First, knowledge is valuable for its own sake, or, alternately, need not have an evident goal at its inception to be useful. Many students (like me) enter history classes out of curiosity, or to hear a good story, but the best will leave with an eminently applicable idea of what humanity has tried, and why it worked, or why it failed. Political science is the same way. It may not be a “science,” narrowly construed, but the journey is as important as the destination, to the extent that whether one reaches the destination is largely irrelevant. Students of political science will obtain their degree with, at a minimum:
- A decent understanding of the various political systems available; the reasons and basis of their interactions; and their origins and purposes;
- A grasp of not just the state of modern American politics, but the reasons for its existence;
- An appreciation for the motivations, costs, and reasons for war and warfare, and even, at the higher levels;
- A mathematical model for analyzing complex decisionmaking.

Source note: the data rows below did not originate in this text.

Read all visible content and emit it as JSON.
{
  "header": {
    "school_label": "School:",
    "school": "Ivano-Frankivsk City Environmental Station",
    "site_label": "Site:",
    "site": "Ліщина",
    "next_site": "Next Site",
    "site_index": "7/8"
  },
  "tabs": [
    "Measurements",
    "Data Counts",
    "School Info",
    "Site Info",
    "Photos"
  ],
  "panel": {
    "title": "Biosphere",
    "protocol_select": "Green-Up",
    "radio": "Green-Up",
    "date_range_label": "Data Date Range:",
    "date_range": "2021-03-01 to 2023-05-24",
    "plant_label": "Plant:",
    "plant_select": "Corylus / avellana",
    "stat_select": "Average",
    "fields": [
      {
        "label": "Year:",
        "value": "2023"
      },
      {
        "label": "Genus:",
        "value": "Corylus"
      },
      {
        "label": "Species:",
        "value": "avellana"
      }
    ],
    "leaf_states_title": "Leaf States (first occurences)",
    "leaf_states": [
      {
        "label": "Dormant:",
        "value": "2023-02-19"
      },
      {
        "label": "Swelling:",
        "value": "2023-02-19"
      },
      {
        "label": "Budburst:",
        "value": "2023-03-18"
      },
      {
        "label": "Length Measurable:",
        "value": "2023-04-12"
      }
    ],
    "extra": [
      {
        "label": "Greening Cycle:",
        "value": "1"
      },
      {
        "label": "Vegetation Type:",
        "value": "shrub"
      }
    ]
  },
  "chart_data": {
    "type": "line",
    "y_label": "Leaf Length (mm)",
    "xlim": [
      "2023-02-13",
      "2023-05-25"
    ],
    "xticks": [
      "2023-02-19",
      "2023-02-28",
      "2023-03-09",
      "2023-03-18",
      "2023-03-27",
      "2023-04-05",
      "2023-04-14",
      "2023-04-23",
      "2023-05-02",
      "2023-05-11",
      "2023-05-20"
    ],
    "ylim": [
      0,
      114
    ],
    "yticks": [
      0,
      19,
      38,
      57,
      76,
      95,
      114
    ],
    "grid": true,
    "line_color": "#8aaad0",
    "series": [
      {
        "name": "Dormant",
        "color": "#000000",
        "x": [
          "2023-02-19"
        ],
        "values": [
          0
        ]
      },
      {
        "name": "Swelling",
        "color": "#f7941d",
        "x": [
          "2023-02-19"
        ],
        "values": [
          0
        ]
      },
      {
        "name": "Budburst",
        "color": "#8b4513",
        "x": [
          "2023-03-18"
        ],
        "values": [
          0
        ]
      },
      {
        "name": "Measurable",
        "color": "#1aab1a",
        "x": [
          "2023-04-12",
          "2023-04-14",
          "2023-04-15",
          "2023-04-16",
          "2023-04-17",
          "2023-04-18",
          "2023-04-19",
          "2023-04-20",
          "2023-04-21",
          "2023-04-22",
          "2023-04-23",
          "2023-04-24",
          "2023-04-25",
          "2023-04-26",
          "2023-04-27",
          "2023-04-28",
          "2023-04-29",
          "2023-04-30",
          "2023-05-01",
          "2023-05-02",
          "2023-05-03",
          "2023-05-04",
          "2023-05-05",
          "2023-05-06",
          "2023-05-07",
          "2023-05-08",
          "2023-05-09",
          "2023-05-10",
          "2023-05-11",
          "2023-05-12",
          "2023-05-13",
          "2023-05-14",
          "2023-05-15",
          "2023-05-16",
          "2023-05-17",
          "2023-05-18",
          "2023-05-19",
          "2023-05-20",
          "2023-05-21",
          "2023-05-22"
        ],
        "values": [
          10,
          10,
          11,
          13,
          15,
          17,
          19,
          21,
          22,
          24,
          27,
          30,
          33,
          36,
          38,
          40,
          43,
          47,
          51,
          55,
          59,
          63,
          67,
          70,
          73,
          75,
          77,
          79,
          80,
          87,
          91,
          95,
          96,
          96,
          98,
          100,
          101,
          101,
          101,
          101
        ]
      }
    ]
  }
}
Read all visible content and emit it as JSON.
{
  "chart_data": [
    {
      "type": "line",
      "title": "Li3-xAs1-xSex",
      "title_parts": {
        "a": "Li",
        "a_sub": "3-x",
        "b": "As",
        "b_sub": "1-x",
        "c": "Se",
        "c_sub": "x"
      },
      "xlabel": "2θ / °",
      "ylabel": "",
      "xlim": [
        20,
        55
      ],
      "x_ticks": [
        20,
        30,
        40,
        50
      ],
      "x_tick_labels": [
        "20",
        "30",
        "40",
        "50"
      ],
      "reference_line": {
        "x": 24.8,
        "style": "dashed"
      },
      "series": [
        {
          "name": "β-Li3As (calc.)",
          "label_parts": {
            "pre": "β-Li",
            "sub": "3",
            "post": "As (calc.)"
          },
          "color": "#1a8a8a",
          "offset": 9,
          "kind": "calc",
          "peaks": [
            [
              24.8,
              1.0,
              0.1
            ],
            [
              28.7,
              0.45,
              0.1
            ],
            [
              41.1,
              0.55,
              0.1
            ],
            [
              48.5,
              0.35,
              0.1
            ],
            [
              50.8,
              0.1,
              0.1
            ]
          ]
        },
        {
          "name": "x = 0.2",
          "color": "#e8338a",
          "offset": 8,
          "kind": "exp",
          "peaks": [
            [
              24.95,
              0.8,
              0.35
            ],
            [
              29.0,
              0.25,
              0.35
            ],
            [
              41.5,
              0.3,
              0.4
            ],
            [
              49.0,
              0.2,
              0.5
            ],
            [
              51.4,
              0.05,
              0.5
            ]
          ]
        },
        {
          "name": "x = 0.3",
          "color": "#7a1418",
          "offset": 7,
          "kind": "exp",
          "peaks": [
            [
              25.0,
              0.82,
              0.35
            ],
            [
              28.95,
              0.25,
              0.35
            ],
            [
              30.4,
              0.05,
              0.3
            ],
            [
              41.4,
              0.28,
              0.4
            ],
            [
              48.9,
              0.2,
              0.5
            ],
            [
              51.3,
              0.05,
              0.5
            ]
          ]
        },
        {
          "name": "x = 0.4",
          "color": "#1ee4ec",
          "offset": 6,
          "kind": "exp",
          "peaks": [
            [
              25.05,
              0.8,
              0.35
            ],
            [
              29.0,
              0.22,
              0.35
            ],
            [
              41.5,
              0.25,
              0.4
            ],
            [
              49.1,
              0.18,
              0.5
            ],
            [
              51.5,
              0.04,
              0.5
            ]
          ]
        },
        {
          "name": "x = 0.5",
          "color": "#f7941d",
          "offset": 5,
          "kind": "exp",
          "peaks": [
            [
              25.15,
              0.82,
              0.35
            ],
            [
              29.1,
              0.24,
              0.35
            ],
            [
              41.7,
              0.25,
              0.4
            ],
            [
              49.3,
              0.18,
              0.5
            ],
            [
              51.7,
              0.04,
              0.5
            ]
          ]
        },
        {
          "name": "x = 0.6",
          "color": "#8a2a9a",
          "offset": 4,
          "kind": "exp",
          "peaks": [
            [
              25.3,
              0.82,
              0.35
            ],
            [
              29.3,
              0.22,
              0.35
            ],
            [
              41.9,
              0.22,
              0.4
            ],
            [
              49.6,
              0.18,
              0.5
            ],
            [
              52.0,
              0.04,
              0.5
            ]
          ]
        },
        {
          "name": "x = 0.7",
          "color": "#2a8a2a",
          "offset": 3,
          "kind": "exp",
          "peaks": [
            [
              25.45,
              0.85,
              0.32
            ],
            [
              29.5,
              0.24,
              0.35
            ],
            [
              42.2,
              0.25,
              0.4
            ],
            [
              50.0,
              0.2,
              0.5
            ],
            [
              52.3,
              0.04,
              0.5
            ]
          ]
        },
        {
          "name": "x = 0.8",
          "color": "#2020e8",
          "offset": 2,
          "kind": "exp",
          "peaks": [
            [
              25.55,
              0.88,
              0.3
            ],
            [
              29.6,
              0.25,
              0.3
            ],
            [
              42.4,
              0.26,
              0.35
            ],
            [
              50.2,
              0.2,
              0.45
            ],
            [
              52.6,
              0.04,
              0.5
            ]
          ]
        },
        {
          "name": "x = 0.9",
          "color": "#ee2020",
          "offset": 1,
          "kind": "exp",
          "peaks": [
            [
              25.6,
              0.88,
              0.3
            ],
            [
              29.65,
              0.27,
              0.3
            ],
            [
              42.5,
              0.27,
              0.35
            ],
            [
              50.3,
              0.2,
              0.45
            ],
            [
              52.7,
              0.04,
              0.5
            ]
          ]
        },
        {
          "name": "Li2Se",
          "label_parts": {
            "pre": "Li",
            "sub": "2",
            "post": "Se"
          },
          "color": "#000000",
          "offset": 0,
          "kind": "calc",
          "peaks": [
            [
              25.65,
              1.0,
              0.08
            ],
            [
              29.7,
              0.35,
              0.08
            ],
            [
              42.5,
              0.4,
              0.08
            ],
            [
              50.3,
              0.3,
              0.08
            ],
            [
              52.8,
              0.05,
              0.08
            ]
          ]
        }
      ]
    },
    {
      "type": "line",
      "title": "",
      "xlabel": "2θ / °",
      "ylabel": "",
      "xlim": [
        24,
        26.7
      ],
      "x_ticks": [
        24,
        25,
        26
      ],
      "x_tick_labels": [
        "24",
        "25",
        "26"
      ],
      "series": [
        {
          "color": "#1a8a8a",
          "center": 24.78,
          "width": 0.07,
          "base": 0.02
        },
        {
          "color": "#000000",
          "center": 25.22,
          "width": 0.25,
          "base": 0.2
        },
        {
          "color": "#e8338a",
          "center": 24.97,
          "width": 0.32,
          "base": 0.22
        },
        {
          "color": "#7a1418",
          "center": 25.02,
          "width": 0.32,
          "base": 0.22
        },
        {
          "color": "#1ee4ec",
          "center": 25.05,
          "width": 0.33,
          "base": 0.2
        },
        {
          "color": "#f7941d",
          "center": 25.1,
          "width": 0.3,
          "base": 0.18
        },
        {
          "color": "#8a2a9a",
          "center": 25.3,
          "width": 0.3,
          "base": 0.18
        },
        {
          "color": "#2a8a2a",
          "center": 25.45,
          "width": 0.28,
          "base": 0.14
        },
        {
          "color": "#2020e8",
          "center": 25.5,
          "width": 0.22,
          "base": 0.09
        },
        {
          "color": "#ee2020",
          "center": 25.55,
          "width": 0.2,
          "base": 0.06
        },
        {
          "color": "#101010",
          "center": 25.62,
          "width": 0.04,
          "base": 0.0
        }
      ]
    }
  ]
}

Lessons like these, and the steps towards them, form the basis for good citizenship. Even a college sophomore, after a political science class, can tell you why we’re nowhere near socialism; why nation-building in Iraq was at best a helluva gamble; why the Republican Party isn’t really the “party of Lincoln”; and why voters find Obama’s story so damn compelling, separate from his politics. And, if they come to the opposite conclusions, at least they’ll be able to give good reasons.
Rep. Coburn (R-OK) notwithstanding, those aren’t lessons that can be found on cable news networks. Today’s cable news networks are the antithesis of nuance. On the other hand, a rigorous study of politics — so expansive as to seem “scientific” — gives its students an appreciation for nuance. Citizenship in a democracy requires that voters appreciate nuance, lest the act of voting devolve into a knee-jerk reaction to whatever one has most recently seen on television.
The problems facing America deserve to be met with logic and a decent respect for history. Political science reminds us of that fact, and for that alone, it remains valuable. Whether it’s a misnomer is quite beside the point.